杨下德笑道:“下同可真乖,我们家的国同太皮了,这才多大点,就敢一个人偷偷从床上爬下来,溜到院子里去,上回可把我们急死了,曾爷爷却喜欢得不得了。直说和他小时候一模一样。”
张报阳叹了口气,看了看杨幺,道:“阿公的意思已经是很明白了,前几日陈凤娇虽是生了个儿子,报辰回家报信,却连门都没有叫开。”
杨幺淡淡一笑,抱起杨下同,亲了他一口,杨下礼看了看她,也叹道:“报辰叔也是糊涂了些,陈友谅如今全不把徐寿辉放在眼里,听说已是找了个借口把李普胜杀了?”
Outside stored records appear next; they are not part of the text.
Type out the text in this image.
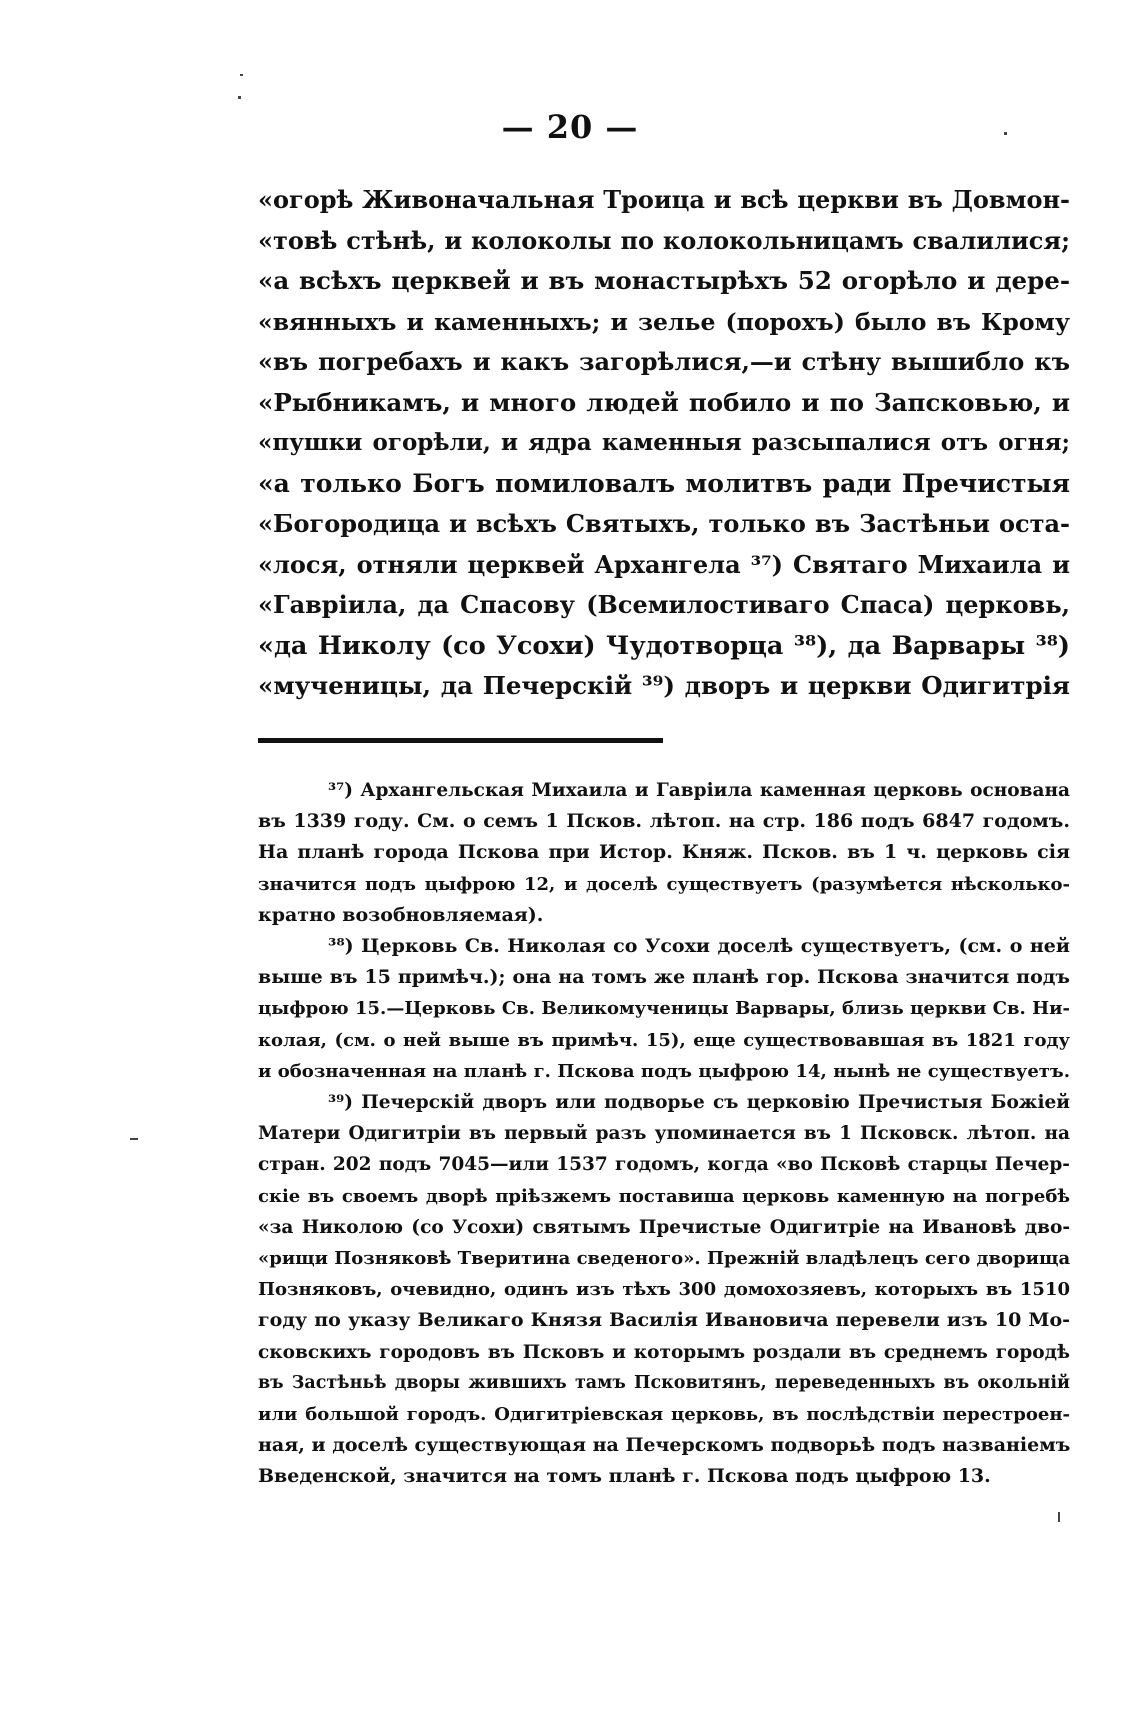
— 20 —
«огорѣ Живоначальная Троица и всѣ церкви въ Довмон-
«товѣ стѣнѣ, и колоколы по колокольницамъ свалилися;
«а всѣхъ церквей и въ монастырѣхъ 52 огорѣло и дере-
«вянныхъ и каменныхъ; и зелье (порохъ) было въ Крому
«въ погребахъ и какъ загорѣлися,—и стѣну вышибло къ
«Рыбникамъ, и много людей побило и по Запсковью, и
«пушки огорѣли, и ядра каменныя разсыпалися отъ огня;
«а только Богъ помиловалъ молитвъ ради Пречистыя
«Богородица и всѣхъ Святыхъ, только въ Застѣньи оста-
«лося, отняли церквей Архангела ³⁷) Святаго Михаила и
«Гавріила, да Спасову (Всемилостиваго Спаса) церковь,
«да Николу (со Усохи) Чудотворца ³⁸), да Варвары ³⁸)
«мученицы, да Печерскій ³⁹) дворъ и церкви Одигитрія
³⁷) Архангельская Михаила и Гавріила каменная церковь основана
въ 1339 году. См. о семъ 1 Псков. лѣтоп. на стр. 186 подъ 6847 годомъ.
На планѣ города Пскова при Истор. Княж. Псков. въ 1 ч. церковь сія
значится подъ цыфрою 12, и доселѣ существуетъ (разумѣется нѣсколько-
кратно возобновляемая).
³⁸) Церковь Св. Николая со Усохи доселѣ существуетъ, (см. о ней
выше въ 15 примѣч.); она на томъ же планѣ гор. Пскова значится подъ
цыфрою 15.—Церковь Св. Великомученицы Варвары, близь церкви Св. Ни-
колая, (см. о ней выше въ примѣч. 15), еще существовавшая въ 1821 году
и обозначенная на планѣ г. Пскова подъ цыфрою 14, нынѣ не существуетъ.
³⁹) Печерскій дворъ или подворье съ церковію Пречистыя Божіей
Матери Одигитріи въ первый разъ упоминается въ 1 Псковск. лѣтоп. на
стран. 202 подъ 7045—или 1537 годомъ, когда «во Псковѣ старцы Печер-
скіе въ своемъ дворѣ пріѣзжемъ поставиша церковь каменную на погребѣ
«за Николою (со Усохи) святымъ Пречистые Одигитріе на Ивановѣ дво-
«рищи Позняковѣ Тверитина сведеного». Прежній владѣлецъ сего дворища
Позняковъ, очевидно, одинъ изъ тѣхъ 300 домохозяевъ, которыхъ въ 1510
году по указу Великаго Князя Василія Ивановича перевели изъ 10 Мо-
сковскихъ городовъ въ Псковъ и которымъ роздали въ среднемъ городѣ
въ Застѣньѣ дворы жившихъ тамъ Псковитянъ, переведенныхъ въ окольній
или большой городъ. Одигитріевская церковь, въ послѣдствіи перестроен-
ная, и доселѣ существующая на Печерскомъ подворьѣ подъ названіемъ
Введенской, значится на томъ планѣ г. Пскова подъ цыфрою 13.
张报阳点点头,道:“连我都看出来陈友谅想做皇帝,阿公哪里会不明白?他杀了李普胜,四川的明玉珍,袁州的欧普阳,江州的丁普郎、傅友德哪里又会安心?我们两家又有谁想去趟这趟混水?便是陈友谅派了多少人来说项,又是软又是硬,陈凤娇还是没能进张家的门,便是那个儿子也没写入族谱。”
杨下德笑道:“我初时还吊着一颗心,怕陈友谅翻脸,没想到他忙着对付朱元璋,又想除了徐寿辉的人,全没有功夫来理我们。”又皱皱眉头,道:“我却是担心他腾出手来后的事。”
杨幺微微一笑,将杨下同放回张报阳的怀中,道:“放心,他不灭了朱元璋他也腾不出手,若是他果然灭了朱元璋。我立时到那陈凤娇面前,端茶叩头,叫她姐姐,请她进门做正夫人!”
三女顿时大愣,杨下德犹豫道:“幺姨,你这样委屈自己……”
杨下礼“卟哧”一声笑了起来。道:“姐姐,你糊涂了。幺姨的意思是说,陈友谅无论如何是灭不了朱元璋的,她的性子,宁可被报辰叔休了,也不会去叫陈凤娇姐姐的。”
张报阳和杨下德互视一眼。顿时大笑。此时门外也响起笑声。杨岳和杨天康、杨天健走了进来。杨天康笑道:“幺妹。你就这么看不上陈友谅?他手下可是猛将如云。这阵子又打下江西大片地地盘。也只有朱无璋敢和他争来争去。”
杨岳微微笑了笑。杨幺瞅着他道:“杨岳。你笑什么?”
杨岳笑道:“我心里欢喜不行么?我妹子这么有眼光。到底还是我打小地功劳不是?”
众人顿时大笑。便是杨下礼也连连摇头道:“小岳叔。你如今地脸皮可真是……”
杨天康一把拍在杨岳地背上。喘着气笑道:“他是平日里被人埋怨多了。如今想给自己挣挣脸!你快说说。你妹子怎么有眼光了?”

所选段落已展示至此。